En las últimas semanas, los acontecimientos políticos se han sucedido con un frenesí propio de otros tiempos. Mucha gente se hace la pregunta: ¿No le podría pasar otra vez al Presidente Piñera lo que le ocurrió en su primer mandato, cuando a pesar de la reconstrucción posterremoto, de la heroica salvación de los mineros, de los buenos números económicos y de una gestión más que aceptable, su popularidad cayó en una espiral que recién se detuvo a la hora de las despedidas?
Adelanto una respuesta: creo que no.
Su elección fue diferente. Lo de 2010 fue un accidente, fruto de la división de la Concertación y un débil candidato de sus filas. Esta vez Sebastián Piñera tuvo a su favor una marea política de vasta raigambre social e ideológica, que vio en él la respuesta a dos aspiraciones sentidas, como son orden y crecimiento económico. No fue un mal menor, como otrora, sino un candidato que despertó entusiasmo y alcanzó una amplia mayoría, en parte en reacción a los temores que despertó el gobierno saliente. Muchos dirán: "Aún no da muchos frutos, pero es mi gobierno", algo que pocos decían en la experiencia anterior. Este vínculo emocional con el que ahora cuenta le permite sortear mejor las turbulencias por las que debe atravesar cualquier gestión gubernamental.
La fisonomía de la actual administración también es diferente. Esta vez el Presidente incorporó de entrada a personajes con tonelaje político propio, lo que porfió antes de hacer en el ejercicio anterior. Si bien se reservó algunos gustos personales, no tardó en darse cuenta de su error y rectificó, como sucedió en los casos de su hermano Pablo y de los ministros Varela y Rojas. El ego ahora está domesticado por el pragmatismo.
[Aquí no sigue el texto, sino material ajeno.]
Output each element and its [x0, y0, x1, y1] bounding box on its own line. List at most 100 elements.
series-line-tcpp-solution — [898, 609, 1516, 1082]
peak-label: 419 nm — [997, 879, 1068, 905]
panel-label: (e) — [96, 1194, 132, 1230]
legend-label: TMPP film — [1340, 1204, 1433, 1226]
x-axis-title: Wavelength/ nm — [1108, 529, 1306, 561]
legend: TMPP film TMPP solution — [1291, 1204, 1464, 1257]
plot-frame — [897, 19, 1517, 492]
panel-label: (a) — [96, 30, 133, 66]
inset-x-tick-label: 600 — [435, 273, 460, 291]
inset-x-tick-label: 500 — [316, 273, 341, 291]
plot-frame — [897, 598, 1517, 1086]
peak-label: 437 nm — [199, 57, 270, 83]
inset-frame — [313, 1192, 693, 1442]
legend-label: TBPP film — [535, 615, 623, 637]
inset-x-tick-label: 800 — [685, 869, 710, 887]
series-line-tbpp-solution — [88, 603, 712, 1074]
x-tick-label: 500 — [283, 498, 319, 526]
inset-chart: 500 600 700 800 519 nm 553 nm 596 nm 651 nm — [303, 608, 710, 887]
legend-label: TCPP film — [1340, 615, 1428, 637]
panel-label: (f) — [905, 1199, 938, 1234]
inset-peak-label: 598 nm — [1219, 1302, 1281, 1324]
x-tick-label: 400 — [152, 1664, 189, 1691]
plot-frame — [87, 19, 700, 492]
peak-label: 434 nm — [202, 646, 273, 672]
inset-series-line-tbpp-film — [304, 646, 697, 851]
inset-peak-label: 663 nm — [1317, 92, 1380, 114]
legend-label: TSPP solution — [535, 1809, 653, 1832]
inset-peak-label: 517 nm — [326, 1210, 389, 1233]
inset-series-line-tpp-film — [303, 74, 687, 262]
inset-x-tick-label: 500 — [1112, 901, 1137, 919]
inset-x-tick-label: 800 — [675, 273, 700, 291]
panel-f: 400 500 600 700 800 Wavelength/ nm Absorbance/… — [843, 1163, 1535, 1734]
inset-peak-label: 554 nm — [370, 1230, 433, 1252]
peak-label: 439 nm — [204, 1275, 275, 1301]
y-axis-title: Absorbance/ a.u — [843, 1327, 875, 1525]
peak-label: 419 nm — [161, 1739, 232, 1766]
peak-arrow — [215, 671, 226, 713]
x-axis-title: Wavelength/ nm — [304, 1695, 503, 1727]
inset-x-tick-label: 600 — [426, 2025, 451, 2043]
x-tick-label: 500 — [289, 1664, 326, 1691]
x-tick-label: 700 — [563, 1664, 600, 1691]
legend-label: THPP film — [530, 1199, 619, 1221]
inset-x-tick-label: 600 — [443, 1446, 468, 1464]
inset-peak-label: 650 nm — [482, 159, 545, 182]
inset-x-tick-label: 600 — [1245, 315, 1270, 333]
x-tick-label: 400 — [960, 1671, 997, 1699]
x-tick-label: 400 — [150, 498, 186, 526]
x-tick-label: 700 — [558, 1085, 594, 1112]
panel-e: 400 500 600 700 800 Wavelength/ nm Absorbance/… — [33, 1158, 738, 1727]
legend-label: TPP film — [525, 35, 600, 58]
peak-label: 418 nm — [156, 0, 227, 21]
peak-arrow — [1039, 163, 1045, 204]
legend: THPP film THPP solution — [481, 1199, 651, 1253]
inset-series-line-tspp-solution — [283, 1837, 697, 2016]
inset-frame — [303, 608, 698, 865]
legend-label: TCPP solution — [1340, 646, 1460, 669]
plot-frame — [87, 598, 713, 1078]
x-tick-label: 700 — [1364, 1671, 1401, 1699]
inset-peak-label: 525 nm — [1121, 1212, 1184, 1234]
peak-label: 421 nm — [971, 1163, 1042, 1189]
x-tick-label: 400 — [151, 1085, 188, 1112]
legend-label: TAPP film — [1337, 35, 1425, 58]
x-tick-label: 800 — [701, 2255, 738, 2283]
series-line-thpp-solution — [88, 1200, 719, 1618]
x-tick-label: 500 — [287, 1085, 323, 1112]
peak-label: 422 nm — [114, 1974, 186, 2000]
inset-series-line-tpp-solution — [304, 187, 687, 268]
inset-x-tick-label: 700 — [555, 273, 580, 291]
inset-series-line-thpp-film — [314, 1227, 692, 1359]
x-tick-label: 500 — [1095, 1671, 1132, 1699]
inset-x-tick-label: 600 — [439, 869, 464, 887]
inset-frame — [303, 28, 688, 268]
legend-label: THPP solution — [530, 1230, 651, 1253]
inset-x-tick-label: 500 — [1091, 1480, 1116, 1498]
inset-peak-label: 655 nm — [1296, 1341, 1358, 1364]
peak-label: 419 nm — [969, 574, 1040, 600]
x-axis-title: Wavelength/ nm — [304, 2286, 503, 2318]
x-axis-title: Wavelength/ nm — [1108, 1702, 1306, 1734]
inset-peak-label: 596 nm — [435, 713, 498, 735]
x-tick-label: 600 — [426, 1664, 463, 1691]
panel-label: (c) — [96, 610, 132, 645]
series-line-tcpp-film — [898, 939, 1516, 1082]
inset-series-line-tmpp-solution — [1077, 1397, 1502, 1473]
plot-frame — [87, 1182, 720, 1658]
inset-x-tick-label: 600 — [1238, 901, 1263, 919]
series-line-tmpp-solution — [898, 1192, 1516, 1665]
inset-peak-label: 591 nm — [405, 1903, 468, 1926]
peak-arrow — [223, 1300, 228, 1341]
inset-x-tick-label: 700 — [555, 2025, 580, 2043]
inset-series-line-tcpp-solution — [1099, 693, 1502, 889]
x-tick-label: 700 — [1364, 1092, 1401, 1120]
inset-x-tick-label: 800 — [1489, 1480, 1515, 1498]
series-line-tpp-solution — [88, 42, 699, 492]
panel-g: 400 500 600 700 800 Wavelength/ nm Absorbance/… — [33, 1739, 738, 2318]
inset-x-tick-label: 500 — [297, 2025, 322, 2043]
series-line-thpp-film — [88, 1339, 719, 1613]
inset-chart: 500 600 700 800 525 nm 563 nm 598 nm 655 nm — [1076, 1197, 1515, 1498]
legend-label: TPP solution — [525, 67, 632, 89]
A diferencia de 2011, la caída en las encuestas ha dañado más al Gobierno y a los ministros que al Presidente -o, para decirlo de otro modo, la aprobación a su figura es más robusta que la del equipo que lo acompaña-. Pero el Presidente sabe que este saldo se puede desvanecer, y su popularidad ser hundida por el deterioro de la evaluación del Gobierno. Para evitarlo había que hacer un cambio de gabinete, y no trepidó en hacerlo. Aprovechó de deshacerse de un ministro que parecía empeñado en poner de relieve el talón de Aquiles del propio Presidente: el elitismo. Y accidentalmente, con la posterior exoneración de Rojas, pudo reafirmar su posición ante el tema de los derechos humanos. Superado el alboroto inicial, apostaría a que el ajuste ministerial será positivo para el Presidente.
Creo que también las expectativas esta vez se han manejado mejor. Ellas siempre se agitan en épocas de elecciones, de donde nació lo de "tiempos mejores". La vez anterior, sin embargo, en lugar de ponerles freno, como es habitual, el Presidente Piñera se dedicó a excitarlas con comparaciones hirientes y eslóganes altisonantes. No ha sido el caso, al menos hasta ahora.
Hay, no obstante, una amenaza. Cuando la centroderecha está en La Moneda, la gente se hace ilusiones sobre cuestiones muy concretas, como empleo, remuneraciones, seguridad; a la centroizquierda, en cambio, se le formulan demandas más abstractas: dignidad, participación, igualdad; cosas de ese estilo, que son a la larga más fáciles de administrar o sublimar. Esto le podría pasar la cuenta al Gobierno: expectativas no satisfechas en aquellas materias tangibles sobre la base de las cuales sus adherentes lo eligieron; algo que el mismísimo Presidente, inquieto por las encuestas y a falta quizás de un relato más comprensivo, vuelve a sacar a colación una y otra vez. Alguien debería advertirle que con esto podría estar apagando el fuego con bencina.